Voraussetzung für Bioökonomie ist eine massive Forschungsinitiative. Die EU hat allein für 2014-20 knapp 80 Milliarden für Forschung bereitgestellt, um bioökonomische Wettbewerbsfähigkeit herzustellen. Die deutsche Regierung hat eine nationale Bioökonomiestrategie bis 2030 vorgelegt. Vieles wird als öffentlich-private  Partnerschaft entwickelt, weil privates Kapital dabei wichtiger ist als öffentliche Mittel. Beim ersten globalen Bioökonomie-Gipfel, zu dem der deutsche Bioökonomierat 2015 nach Berlin eingeladen hatte, beschlossen mehr als 500 Vertreter_innen aus Wissenschaft, Politik und Konzernen aus 80 Ländern, ein „fundamentales Neudenken der Ökonomie“ und ein „grünes“ Wachstum zu befeuern.
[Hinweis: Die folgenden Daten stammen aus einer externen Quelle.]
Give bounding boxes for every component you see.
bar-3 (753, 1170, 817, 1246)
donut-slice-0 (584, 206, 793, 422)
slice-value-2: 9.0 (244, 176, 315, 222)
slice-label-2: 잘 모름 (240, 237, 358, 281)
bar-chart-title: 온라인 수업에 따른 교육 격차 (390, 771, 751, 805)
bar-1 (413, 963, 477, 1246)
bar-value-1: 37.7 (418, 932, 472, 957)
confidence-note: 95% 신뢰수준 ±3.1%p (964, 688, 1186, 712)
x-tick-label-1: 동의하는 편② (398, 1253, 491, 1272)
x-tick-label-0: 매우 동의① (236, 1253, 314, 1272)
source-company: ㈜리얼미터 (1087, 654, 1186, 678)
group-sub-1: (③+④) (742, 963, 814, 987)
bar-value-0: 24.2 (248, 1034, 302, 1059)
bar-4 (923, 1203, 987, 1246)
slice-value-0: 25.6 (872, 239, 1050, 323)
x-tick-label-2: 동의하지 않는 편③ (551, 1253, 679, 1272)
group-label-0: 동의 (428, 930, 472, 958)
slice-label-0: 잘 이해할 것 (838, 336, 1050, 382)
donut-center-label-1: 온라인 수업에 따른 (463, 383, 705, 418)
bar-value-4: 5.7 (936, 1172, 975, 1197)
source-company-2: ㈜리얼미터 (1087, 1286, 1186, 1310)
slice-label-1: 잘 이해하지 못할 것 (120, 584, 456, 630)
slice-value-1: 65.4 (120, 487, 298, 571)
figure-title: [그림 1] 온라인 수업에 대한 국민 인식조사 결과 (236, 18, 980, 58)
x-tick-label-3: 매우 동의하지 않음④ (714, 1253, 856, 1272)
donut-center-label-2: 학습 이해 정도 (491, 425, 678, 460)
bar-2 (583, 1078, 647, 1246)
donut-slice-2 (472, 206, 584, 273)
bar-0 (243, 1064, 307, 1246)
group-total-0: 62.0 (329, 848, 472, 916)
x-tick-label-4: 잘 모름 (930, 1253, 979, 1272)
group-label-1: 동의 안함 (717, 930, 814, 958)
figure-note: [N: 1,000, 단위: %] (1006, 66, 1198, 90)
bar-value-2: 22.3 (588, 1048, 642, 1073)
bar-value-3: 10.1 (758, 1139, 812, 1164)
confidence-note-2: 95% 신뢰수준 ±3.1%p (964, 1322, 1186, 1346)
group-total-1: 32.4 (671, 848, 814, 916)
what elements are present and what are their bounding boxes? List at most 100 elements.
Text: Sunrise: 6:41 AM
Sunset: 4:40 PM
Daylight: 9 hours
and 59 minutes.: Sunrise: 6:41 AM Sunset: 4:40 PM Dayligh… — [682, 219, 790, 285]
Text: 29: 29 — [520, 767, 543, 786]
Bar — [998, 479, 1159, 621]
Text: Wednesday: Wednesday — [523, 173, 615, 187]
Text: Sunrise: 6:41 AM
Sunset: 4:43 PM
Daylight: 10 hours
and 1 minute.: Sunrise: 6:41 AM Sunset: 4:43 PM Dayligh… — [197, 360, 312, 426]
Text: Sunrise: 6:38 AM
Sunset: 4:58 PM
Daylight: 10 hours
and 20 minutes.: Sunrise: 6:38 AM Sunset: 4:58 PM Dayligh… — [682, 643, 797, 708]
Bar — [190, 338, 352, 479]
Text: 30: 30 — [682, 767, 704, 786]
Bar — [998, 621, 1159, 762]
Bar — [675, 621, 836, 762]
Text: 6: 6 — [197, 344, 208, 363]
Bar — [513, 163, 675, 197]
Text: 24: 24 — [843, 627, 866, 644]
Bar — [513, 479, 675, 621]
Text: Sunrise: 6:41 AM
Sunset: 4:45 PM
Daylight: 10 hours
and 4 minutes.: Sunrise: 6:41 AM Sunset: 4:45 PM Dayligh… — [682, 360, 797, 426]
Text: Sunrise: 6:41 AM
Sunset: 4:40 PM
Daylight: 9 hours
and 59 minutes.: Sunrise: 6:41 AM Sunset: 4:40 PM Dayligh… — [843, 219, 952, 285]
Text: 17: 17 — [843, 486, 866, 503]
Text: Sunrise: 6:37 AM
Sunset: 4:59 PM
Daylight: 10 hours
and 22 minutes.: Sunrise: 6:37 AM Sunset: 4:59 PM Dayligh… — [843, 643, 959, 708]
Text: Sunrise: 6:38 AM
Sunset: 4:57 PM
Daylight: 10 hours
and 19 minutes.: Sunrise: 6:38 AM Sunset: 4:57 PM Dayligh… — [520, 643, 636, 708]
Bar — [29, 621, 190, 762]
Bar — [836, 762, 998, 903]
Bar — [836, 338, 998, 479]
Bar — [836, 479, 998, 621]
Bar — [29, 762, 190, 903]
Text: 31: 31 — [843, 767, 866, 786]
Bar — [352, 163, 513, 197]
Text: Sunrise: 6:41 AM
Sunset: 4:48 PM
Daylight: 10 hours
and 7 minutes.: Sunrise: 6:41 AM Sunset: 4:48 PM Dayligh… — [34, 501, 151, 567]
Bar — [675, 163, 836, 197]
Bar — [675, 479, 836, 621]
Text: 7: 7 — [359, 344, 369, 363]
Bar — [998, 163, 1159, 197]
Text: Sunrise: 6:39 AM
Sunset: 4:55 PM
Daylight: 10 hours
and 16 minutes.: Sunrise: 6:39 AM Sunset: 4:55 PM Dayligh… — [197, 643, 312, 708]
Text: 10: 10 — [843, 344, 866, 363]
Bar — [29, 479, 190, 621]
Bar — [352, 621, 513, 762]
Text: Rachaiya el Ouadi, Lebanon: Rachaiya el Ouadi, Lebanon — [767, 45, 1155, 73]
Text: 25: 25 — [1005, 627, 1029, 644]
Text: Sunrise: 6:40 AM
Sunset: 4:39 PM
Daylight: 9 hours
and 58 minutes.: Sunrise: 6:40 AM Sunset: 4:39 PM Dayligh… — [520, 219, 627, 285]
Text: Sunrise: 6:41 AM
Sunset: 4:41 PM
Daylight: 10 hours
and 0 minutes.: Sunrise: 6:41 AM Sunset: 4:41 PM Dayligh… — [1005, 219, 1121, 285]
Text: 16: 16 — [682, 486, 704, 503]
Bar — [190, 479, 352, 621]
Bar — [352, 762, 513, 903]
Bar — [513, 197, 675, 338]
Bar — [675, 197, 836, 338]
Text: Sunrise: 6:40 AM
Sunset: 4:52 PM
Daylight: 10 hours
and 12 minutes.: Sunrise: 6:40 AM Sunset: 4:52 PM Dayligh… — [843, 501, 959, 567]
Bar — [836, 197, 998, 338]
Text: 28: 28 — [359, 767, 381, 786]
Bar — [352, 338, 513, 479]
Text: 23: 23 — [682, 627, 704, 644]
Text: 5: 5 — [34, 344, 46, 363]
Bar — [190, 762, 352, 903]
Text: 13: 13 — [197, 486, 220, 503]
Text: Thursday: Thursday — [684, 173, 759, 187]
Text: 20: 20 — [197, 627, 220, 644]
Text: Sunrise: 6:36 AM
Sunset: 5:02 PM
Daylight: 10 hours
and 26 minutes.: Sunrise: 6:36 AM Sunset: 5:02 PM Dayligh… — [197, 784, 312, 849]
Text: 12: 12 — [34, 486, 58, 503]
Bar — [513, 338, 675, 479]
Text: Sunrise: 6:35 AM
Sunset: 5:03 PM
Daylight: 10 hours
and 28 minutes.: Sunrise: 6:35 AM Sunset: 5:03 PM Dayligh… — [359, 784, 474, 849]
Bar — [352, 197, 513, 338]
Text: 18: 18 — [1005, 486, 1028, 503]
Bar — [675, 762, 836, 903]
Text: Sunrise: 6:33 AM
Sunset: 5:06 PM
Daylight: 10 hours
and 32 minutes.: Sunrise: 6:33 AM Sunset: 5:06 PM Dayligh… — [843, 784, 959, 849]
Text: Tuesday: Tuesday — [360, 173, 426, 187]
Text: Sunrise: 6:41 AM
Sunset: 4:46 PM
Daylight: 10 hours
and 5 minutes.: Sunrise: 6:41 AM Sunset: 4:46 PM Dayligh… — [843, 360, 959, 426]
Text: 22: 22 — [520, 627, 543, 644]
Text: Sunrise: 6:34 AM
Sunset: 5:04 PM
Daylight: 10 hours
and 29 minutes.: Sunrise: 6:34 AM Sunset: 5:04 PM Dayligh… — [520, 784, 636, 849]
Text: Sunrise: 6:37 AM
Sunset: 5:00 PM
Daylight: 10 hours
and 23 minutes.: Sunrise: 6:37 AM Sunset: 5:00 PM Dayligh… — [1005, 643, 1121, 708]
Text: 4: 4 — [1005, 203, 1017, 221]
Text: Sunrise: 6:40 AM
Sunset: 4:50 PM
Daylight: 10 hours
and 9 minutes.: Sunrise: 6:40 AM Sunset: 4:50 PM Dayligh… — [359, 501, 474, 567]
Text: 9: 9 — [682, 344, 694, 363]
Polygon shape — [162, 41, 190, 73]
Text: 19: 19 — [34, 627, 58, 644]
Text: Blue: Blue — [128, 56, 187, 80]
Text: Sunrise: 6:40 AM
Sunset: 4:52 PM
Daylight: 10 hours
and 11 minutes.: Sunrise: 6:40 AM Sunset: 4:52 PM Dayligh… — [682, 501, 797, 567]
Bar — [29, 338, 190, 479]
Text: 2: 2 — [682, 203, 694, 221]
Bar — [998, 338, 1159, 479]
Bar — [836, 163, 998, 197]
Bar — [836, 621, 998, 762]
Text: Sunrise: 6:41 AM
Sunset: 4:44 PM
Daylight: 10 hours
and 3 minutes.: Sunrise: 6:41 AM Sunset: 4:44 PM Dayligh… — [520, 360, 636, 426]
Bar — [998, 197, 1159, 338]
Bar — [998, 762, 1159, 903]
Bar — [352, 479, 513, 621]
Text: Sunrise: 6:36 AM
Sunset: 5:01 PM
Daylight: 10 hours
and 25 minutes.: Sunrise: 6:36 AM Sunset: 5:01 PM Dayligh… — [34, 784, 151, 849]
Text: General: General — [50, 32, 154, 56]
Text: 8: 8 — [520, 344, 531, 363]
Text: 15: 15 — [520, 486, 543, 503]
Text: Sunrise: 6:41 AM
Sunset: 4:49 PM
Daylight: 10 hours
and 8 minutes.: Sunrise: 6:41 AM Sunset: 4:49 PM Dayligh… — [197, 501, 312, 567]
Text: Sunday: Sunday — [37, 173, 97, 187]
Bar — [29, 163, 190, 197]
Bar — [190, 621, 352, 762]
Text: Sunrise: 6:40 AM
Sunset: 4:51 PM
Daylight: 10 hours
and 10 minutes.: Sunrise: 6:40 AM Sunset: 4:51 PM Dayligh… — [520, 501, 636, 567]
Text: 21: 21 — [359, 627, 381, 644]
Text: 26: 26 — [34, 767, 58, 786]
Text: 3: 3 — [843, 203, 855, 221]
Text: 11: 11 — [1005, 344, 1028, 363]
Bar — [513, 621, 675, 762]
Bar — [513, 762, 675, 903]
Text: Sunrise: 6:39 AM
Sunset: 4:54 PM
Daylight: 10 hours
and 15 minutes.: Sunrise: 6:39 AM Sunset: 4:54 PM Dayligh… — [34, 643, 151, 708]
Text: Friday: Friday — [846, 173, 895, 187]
Doch diese technologiebasierte grüne Kehrtwende ist voller Widersprüche und Dilemmata: wo soll die ganze Biomasse herkommen? Die meisten Anbauflächen müssen im globalen Süden liegen. In Afrika hat der Anbau von nachwachsenden Rohstoffen als Energieträger seit Jahren zu Landraub und Vertreibung geführt. In Asien wurden riesige Flächen – umweltzerstörerisch und klimaschädigend – gerodet oder abgebrannt, um Palmöl anzubauen. Bäuerliche Landwirtschaft und Waldnutzung wurden verdrängt, der Wasserverbrauch ist gestiegen, der Pestizideinsatz ebenso. Konflikte um Landwirtschaft, Ernährungssicherung und Biodiversität eskalieren.